“Love is a god,” says the murderer, twice more often in Red Bull’s lively adaptation of this celebrated anonymous Elizabethan “true-crime” play than she does in the sixteenth-century original. Alice becomes a killer by the end of the night, but she’s a lover from the jump. Under Jesse Berger’s deft directorial touch, with script modifications by Jeffrey Hatcher and Kathryn Wallat, Red Bull’s production swirls with passion, errancy, dark comedy, and – perhaps above all – a deep dive into love’s divine madness. It’s a great show!
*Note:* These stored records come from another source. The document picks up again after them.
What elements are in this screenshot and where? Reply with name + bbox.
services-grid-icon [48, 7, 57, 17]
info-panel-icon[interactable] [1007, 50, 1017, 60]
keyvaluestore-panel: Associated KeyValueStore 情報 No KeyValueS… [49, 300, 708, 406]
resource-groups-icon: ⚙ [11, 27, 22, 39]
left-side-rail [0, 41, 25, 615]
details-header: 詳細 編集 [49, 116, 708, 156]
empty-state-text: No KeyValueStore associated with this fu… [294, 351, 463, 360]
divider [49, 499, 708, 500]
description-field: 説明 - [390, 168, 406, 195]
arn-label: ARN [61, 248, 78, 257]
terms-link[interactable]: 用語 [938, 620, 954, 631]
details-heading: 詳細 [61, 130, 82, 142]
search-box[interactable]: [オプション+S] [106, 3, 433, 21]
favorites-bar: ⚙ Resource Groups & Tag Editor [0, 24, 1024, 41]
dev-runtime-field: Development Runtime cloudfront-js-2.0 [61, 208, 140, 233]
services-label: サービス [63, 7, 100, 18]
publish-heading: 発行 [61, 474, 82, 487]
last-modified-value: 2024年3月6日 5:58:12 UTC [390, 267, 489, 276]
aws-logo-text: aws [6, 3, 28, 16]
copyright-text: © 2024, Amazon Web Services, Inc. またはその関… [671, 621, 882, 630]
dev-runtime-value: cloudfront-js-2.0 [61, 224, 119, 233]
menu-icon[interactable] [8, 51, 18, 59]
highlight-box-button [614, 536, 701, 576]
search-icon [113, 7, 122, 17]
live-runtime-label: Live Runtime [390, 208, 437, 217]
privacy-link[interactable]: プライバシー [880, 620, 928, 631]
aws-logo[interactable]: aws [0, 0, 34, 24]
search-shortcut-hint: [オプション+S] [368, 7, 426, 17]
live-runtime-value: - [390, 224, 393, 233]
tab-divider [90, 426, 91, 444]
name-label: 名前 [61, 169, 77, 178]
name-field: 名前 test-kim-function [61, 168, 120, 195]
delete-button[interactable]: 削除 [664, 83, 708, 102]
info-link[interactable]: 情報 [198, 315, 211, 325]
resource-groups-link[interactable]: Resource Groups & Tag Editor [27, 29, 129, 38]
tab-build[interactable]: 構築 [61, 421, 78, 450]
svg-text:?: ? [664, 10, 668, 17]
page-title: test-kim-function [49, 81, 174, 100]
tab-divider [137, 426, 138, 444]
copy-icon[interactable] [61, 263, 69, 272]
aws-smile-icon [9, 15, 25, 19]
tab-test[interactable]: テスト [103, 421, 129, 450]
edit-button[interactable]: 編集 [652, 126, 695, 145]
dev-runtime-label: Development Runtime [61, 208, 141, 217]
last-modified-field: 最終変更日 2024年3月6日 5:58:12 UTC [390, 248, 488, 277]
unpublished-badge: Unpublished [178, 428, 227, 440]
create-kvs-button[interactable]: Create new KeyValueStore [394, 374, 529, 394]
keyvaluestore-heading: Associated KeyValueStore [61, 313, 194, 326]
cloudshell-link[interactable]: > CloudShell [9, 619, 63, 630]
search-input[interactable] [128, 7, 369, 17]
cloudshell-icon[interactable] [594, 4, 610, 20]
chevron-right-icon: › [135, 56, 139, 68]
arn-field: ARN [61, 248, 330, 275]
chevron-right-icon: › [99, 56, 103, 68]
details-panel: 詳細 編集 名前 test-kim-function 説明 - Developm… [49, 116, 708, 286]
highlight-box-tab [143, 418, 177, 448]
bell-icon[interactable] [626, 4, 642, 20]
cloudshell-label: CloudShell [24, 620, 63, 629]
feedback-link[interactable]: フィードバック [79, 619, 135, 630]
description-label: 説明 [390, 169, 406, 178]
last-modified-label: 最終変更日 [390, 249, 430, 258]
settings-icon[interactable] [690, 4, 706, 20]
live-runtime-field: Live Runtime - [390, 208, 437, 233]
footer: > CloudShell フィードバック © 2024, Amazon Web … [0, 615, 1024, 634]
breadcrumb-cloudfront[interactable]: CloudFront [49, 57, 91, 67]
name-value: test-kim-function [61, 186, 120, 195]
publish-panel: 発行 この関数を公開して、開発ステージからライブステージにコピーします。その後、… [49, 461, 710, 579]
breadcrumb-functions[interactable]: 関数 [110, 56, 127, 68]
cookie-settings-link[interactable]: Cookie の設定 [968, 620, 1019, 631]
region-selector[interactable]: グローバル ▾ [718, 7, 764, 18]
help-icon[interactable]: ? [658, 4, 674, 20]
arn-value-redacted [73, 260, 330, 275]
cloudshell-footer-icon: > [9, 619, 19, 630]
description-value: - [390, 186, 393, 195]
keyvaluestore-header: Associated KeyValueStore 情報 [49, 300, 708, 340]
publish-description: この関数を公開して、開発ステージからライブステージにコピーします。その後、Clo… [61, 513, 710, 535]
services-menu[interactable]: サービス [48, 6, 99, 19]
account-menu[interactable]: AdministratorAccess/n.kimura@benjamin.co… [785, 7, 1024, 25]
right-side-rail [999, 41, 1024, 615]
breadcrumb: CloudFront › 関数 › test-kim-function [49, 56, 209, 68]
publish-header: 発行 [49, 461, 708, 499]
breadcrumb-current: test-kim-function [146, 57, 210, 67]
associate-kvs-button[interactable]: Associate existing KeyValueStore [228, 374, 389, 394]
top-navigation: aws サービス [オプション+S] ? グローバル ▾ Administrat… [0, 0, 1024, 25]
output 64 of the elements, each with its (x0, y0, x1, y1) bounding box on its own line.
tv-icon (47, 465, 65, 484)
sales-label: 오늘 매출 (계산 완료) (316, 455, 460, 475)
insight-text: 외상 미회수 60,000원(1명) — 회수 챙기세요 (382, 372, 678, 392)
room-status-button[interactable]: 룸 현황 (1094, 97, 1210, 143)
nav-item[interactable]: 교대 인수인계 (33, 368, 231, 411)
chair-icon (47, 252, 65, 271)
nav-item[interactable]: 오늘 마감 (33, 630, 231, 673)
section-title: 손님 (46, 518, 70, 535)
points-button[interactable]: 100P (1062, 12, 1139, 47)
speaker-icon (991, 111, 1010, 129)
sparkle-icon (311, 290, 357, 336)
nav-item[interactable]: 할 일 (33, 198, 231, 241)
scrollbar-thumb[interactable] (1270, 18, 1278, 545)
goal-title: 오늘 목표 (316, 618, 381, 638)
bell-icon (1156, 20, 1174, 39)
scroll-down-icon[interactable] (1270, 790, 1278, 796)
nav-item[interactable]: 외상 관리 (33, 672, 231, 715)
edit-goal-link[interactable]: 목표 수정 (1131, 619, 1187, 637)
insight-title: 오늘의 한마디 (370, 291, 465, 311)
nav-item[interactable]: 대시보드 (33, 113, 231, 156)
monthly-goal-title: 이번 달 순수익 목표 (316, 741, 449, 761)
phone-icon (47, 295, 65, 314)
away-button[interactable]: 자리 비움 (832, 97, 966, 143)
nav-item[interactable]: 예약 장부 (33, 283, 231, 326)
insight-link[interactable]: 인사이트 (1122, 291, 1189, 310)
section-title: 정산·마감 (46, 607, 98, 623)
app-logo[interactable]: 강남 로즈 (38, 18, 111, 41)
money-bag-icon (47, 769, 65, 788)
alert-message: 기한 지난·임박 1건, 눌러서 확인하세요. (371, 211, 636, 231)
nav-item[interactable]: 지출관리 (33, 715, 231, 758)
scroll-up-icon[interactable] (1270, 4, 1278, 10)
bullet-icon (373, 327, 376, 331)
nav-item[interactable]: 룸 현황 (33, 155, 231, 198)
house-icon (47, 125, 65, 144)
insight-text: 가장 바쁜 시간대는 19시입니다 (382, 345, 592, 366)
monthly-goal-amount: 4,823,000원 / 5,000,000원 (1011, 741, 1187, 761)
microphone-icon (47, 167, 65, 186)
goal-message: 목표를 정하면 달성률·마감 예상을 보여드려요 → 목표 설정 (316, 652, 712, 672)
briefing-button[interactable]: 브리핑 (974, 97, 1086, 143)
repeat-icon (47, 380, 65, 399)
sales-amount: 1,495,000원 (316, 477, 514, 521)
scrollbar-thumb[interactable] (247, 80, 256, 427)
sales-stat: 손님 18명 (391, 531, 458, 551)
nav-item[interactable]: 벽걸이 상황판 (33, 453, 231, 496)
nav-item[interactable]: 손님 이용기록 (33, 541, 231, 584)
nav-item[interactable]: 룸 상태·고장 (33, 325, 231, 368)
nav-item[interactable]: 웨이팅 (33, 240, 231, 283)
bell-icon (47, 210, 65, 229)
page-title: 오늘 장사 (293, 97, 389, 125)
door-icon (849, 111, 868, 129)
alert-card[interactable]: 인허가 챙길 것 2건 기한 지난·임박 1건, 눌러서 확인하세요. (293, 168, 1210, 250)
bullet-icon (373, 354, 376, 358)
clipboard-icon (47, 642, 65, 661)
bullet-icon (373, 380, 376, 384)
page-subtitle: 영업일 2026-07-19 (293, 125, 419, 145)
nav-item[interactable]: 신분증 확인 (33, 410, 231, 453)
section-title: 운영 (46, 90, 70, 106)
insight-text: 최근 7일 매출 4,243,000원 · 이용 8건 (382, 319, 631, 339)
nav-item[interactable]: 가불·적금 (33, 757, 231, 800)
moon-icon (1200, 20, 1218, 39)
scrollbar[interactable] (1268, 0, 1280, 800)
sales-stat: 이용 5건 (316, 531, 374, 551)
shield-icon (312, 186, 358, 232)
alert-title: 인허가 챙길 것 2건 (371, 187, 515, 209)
Recent computer-assisted analysis suggests, with I think solid if perhaps not airtight evidence, that a then just-getting-started Shakespeare may have written the middle scenes of the anonymously published play, and of course Red Bull leans into the attribution. Big Will fills the seats! In an interesting YouTube conversation, Tanya Pollard suggests that the timing of the play’s early performances might make young apprentice actor Richard Burbage, who would go on as an adult to debut the roles of Hamlet, Lear, Othello, and Macbeth, a prime candidate for the role of Alice as a boy actor. It’s hard to know for sure, but Red Bull’s staging certainly placed Alice at the play’s beating, loving, violent, reckless heart. Cara Ricketts dominated the stage in the lead role, pining for Mosby, manipulating her husband and her servant Susan, and even, after the bloody ending, performing a remorse that I at least could not distinguish as more sincere than her past conversions and re-conversions. “Love is a god” was Alice’s watchword and guiding star. It took her in many directions. At the night’s end, when she announced that she would be burned at the stake in punishment for killing her husband, it was impossible not to think that she had one last transformation up her sleeve – but then the large fireplace that dominated the stage, in front of which she and her Mosby had enjoyed a multiple-scene-spanning bout of lovemaking, exploded into fire. That seemed exactly the right way to end.
Red Bull modified the script in several ways, notably by increasing the role of Emma Geer as Susan, Mosby’s sister who must choose between two men, her fellow servant Michael, played with verve and physical comedy by Zach Fine, and Clark the Painter, a wonderfully over the top Joshua David Robinson. The play’s third female role, two of which were interpolated by Red Bull, featured Veronica Falcon as Widow Green, transposed from the play’s Mr. Green, a landowner who had been displaced by Arden’s expanding estate. The hired killers Big Will (Black Will in the original), played by David Ryan Smith, and Shakebag, played by Hayne Thigpen, rounded out a lively cast of at first inept but eventually successful killers.
Alice poised herself between two lovers, her wealthy landowning husband, played by Thomas J. Ryan, and flashy up-and-comer Mosby, played Tony Roach. It wasn’t hard to see why she might turn from dull Arden to the young hottie Mosby, and the extended sex scene in front of the fireplace emphasized the physicality of her choice. Love is a god that burns hot! I could not help but wonder how the play might work with a more charismatic performance by Arden, who could have been given a little more stage presence to make a better case for himself. Arden is, of course, the old rich guy who everyone loves to hate. But I wonder if there could be more in the part. Certainly Franklin, the friend who is clearly in love with Arden, played with moral force by Thom Sesma, presented a different view of the man than Alice reflects to the audience. Franklin, also, in another slight change to the story, became the agent of retribution who made sure the murderers didn’t get away with their crime. Might his view of Arden have carried more weight? But I guess that wasn’t what this production was after!
Some of my favorite moments came from smaller figures responding to the titanic force of Hurricane Alice sweeping through their lives, as when Susan realizes that her mistress’s mad ambition has destroyed both of Susan’s suitors, or Big Will and Shakebag hurriedly skipping town after the murder. Both the ruffians get caught, one in London and the other across the Channel, as the play, which is based on copious historical sources, emphasizes that all evil doers are punished appropriately. But at least for 21c audiences, rightful retribution seems, to some extent, beside the point. What if it’s really true that “love is a god”? What do we think of Alice, who follows the blaze of that god as far as it takes her?
At the Lucille Lortel Theater on Christopher Street through April 1!